The good news is that it isn’t – and is – “all in your head.” What I mean by that is, by definition, pain is a complex perceptual experience that involves physical, cognitive, and emotional aspects, and causes the person distress. Because of the integral role our brains play in pain perception, we couldn’t even experience pain as such without a brain. So, it’s always “in our heads,” even when there is a discernable physical problem with nerves or tissues, etc. Furthermore, current pain research shows that our emotions and thoughts can either exacerbate or reduce the sensation of pain. So, distress and dwelling upon pain and its impact on physical function, relationships, employment, etc. can make make one feel worse physically as well as emotionally. Conversely, engaging in various cognitive, behavioral, and other mind-body strategies can interfere with the communication between nerves and the brain, reducing pain’s perceived severity and increasing feelings of calmness. Practicing the above can also shift how we perceive the meaning of pain.

For example, current research supports a relationship between catastrophizing thoughts (e.g., “It’s never going to get better! I can’t live like this!”) and increased pain intensity. Conversely, the construct of acceptance (i.e., the stance that despite having pain, one is committed to engaging in important activities and in effect, living one’s life) is associated with reduced pain severity, improved pain coping, and better functioning. So, instead of ”I can’t handle this! I’ll never be like I was!” the thought might be, “Walking my daughter to school in the mornings is extremely important to me. I know if I pace myself and practice x, y, or z, I can manage my pain well enough to tolerate it on the walks.” Small goals can lead to big gains over time.

I would add that the willingness to engage in activities and relationships that are meaningful even if things aren’t exactly as we wish they’d be can be incredibly healing. A good mental health provider can help one to better understand physical and emotional triggers of pain, learn how to pace oneself to avoid exacerbating symptoms while still engaging in normal daily activities, and increase feelings of acceptance, without feeling resigned or hopeless. And as pain severity is decreased and coping is improved, there can be significant improvements in enjoyment and function across multiple aspects of one’s life.

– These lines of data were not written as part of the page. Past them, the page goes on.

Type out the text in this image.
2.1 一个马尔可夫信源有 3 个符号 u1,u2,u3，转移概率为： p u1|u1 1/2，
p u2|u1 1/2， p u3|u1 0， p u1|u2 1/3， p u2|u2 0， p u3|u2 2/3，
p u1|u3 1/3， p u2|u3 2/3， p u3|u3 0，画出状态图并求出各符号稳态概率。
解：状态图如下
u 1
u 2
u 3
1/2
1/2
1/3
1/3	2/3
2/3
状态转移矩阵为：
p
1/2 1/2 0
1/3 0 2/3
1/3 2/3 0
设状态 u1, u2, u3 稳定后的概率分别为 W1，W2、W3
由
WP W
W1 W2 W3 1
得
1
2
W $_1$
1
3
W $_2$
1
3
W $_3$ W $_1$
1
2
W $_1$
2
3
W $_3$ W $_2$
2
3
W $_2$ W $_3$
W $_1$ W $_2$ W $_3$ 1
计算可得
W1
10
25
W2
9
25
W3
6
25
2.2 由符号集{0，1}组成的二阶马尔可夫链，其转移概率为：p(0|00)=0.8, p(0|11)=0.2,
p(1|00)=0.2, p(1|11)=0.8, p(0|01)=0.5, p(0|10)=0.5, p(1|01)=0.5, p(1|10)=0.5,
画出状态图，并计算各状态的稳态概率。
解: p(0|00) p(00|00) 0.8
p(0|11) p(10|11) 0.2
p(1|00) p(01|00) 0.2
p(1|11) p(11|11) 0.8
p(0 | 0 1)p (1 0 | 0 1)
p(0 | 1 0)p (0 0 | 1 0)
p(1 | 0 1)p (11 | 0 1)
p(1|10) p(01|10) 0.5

Some of the most effective mind-body tools for pain managment include mindfulness, hypnosis, and biofeedback. With practice, these can help significantly manage stress and improve pain coping. These can help you to lead a life that, while not perfect, can be more enjoyable and meaningful.

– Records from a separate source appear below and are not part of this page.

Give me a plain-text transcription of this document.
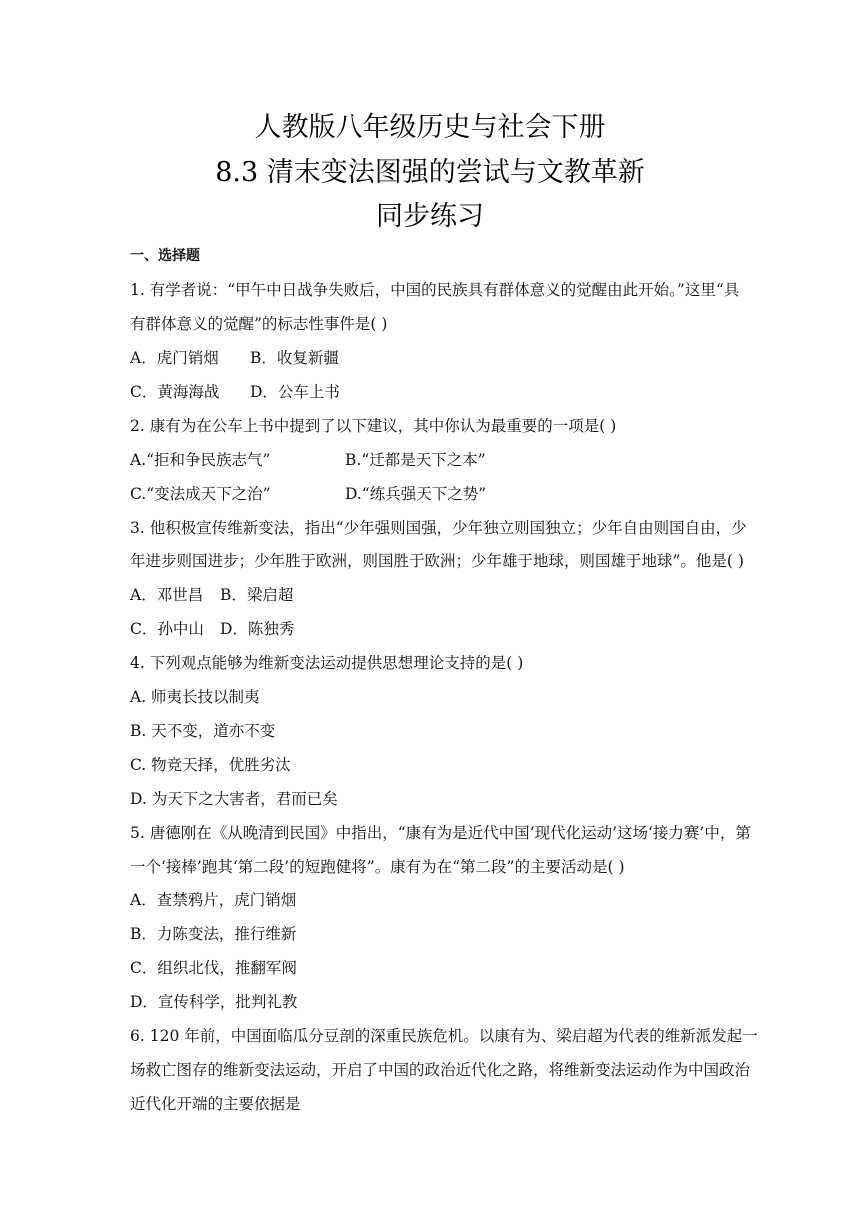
人教版八年级历史与社会下册
8.3 清末变法图强的尝试与文教革新
同步练习
一、选择题
1. 有学者说：“甲午中日战争失败后，中国的民族具有群体意义的觉醒由此开始。”这里“具
有群体意义的觉醒”的标志性事件是( )
A．虎门销烟 B．收复新疆
C．黄海海战 D．公车上书
2. 康有为在公车上书中提到了以下建议，其中你认为最重要的一项是( )
A.“拒和争民族志气”	B.“迁都是天下之本”
C.“变法成天下之治”	D.“练兵强天下之势”
3. 他积极宣传维新变法，指出“少年强则国强，少年独立则国独立；少年自由则国自由，少
年进步则国进步；少年胜于欧洲，则国胜于欧洲；少年雄于地球，则国雄于地球”。他是( )
A．邓世昌 B．梁启超
C．孙中山 D．陈独秀
4. 下列观点能够为维新变法运动提供思想理论支持的是( )
A. 师夷长技以制夷
B. 天不变，道亦不变
C. 物竞天择，优胜劣汰
D. 为天下之大害者，君而已矣
5. 唐德刚在《从晚清到民国》中指出，“康有为是近代中国‘现代化运动’这场‘接力赛’中，第
一个‘接棒’跑其‘第二段’的短跑健将”。康有为在“第二段”的主要活动是( )
A．查禁鸦片，虎门销烟
B．力陈变法，推行维新
C．组织北伐，推翻军阀
D．宣传科学，批判礼教
6. 120 年前，中国面临瓜分豆剖的深重民族危机。以康有为、梁启超为代表的维新派发起一
场救亡图存的维新变法运动，开启了中国的政治近代化之路，将维新变法运动作为中国政治
近代化开端的主要依据是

For many, eliminating pain completely may not be achievable. But, to use the neighbor analogy again, it is possible to note when the guy in the next unit is banging on the door to borrow yet another cup of sugar, or blasting loud music, and say to oneself, “Oh, there’s that annoying guy again.” Then, without either answering the door or banging on the adjoining wall, one can instead ignore the guy and walk away, shifting the focus to other, more important or soothing things. Finally, like most things worth doing, learning and honing skills for decreasing stress and pain symptoms takes practice, but in the long run, the benefits are worth the effort.